Nein, „Spartan“ bietet Val Kilmer nicht die Möglichkeit, als fauchende Dampframme aufzutreten, vielmehr wird David Mamet seinem Ruf treu und kümmert sich in einem ruhigen Tempo um seine Charaktere, versucht sich nach und nach zu erklären, die Gemüter dem Zuschauer aber auch nicht auf dem Silbertablett zu servieren, was zuweilen eine sehr kryptische Charakterisierung offenbart. In „Spartan“ gibt Val Kilmer den ehemaligen Marine Robert Scott, der sich um die Ausbildung von Rekruten kümmert, während er auch für die Polizei als Special Agent tätig ist. In archetypischen Habitus gibt Kilmer diesen Robert Scott, ist gradlinig, unerschrockenen und bis in die Poren linientreu – Ein echter Patriot, der für sein Vaterland einige Male durch die Hölle gegangen ist und es wieder tun würde. Es würde zu weit gehen, würde man Robert Scott als Sympathiefigur titulieren, Mamet schafft es nur, diesen Charakter – trotz einiger gestelzter Phrasen – gekonnt zu zeichnen, in dem er die Menschlichkeit, die sich unter der harten Schale verbirgt, immer mal wieder durchschimmern lässt. Die Mission selbst, natürlich von höchster Brisanz, kommt in ihrer Aussage letztlich einem Pamphlet gleich.

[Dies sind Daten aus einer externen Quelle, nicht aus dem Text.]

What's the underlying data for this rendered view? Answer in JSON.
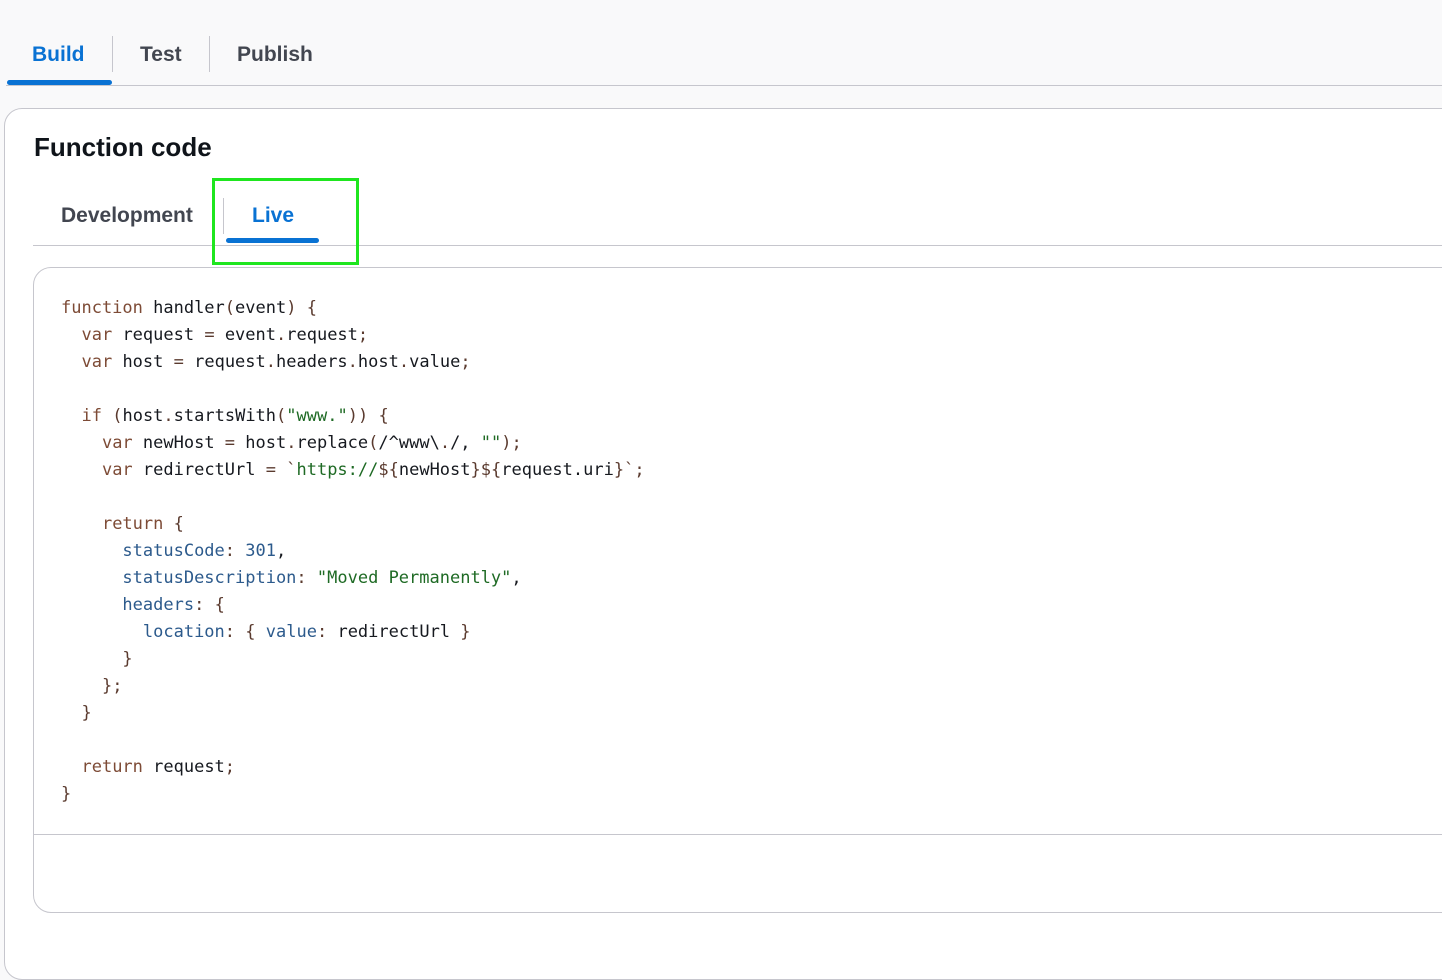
{
  "top_tabs": {
    "build": "Build",
    "test": "Test",
    "publish": "Publish",
    "active": "Build"
  },
  "panel": {
    "title": "Function code"
  },
  "code_tabs": {
    "development": "Development",
    "live": "Live",
    "active": "Live"
  },
  "code": {
    "language": "javascript",
    "lines": [
      "function handler(event) {",
      "  var request = event.request;",
      "  var host = request.headers.host.value;",
      "",
      "  if (host.startsWith(\"www.\")) {",
      "    var newHost = host.replace(/^www\\./, \"\");",
      "    var redirectUrl = `https://${newHost}${request.uri}`;",
      "",
      "    return {",
      "      statusCode: 301,",
      "      statusDescription: \"Moved Permanently\",",
      "      headers: {",
      "        location: { value: redirectUrl }",
      "      }",
      "    };",
      "  }",
      "",
      "  return request;",
      "}"
    ]
  },
  "colors": {
    "accent": "#0972d3",
    "highlight": "#1fe61f",
    "keyword": "#7d4b36",
    "string": "#1e6a24",
    "property": "#2c5a8c"
  }
}
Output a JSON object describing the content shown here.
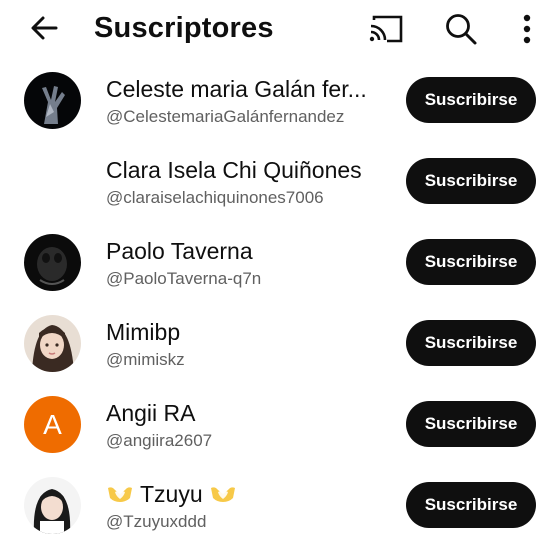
{
  "header": {
    "title": "Suscriptores",
    "back_icon": "arrow-left-icon",
    "cast_icon": "cast-icon",
    "search_icon": "search-icon",
    "more_icon": "more-vert-icon"
  },
  "colors": {
    "button_bg": "#0f0f0f",
    "button_text": "#ffffff",
    "handle_text": "#606060",
    "letter_avatar_bg": "#ef6c00",
    "emoji_yellow": "#f7c948"
  },
  "subscribers": [
    {
      "name": "Celeste maria Galán fer...",
      "handle": "@CelestemariaGalánfernandez",
      "button": "Suscribirse"
    },
    {
      "name": "Clara Isela Chi Quiñones",
      "handle": "@claraiselachiquinones7006",
      "button": "Suscribirse"
    },
    {
      "name": "Paolo Taverna",
      "handle": "@PaoloTaverna-q7n",
      "button": "Suscribirse"
    },
    {
      "name": "Mimibp",
      "handle": "@mimiskz",
      "button": "Suscribirse"
    },
    {
      "name": "Angii RA",
      "handle": "@angiira2607",
      "button": "Suscribirse",
      "avatar_letter": "A"
    },
    {
      "name_prefix_icon": "heart-hands-icon",
      "name": "Tzuyu",
      "name_suffix_icon": "heart-hands-icon",
      "handle": "@Tzuyuxddd",
      "button": "Suscribirse"
    }
  ]
}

Und geht es um die Mission, um die Rettung der Laura Newton, weist „Spartan“ eklatante Pacing-Probleme auf, weil Mamets Regie nicht nur auf den ersten Blick antiquiert (nicht mit altmodisch zu verwechseln) daherkommt. „Spartan“ wird später zum Verschwörungs-Thriller umfunktioniert und Scott, der immer vom Glauben an sein Land katalytisch angetrieben wurde, demaskiert die Regierung wie den Geheimdienst als eine verlogene Schattengesellschaft. Zynisch, natürlich, und Scott wird hinterrücks in seinen Idealen gebrochen, doch wirklich berühren oder eine Szene, die einer echten Spannungsklimax gleichkommt, hat „Spartan“ kaum zu bieten. Es gibt vereinzelte Augenblicken, die erahnen lassen, welch Potenzial in diesem Szenario und auch in Mamets Führung gesteckt haben (Beides Szene, in denen ein Scharfschütze keine unwesentliche Rolle spielt). Doch schlussendlich ist „Spartan“ in seinen innen- wie außenpolitischen  Verstrickungen ein zuweilen äußerst träges Unterfangen. Wenn Val Kilmer dann von einem Engländer am Ende die Worte „Time to go Home“ gesagt bekommt und er ihm nur mit einem kurzen „Lucky man“ begegnet, wird deutlich, dass er es sein weiteres Dasein nur noch als Mann ohne Heimat fristen wird. Immerhin ein versöhnlicher, ehrlicher Abschluss.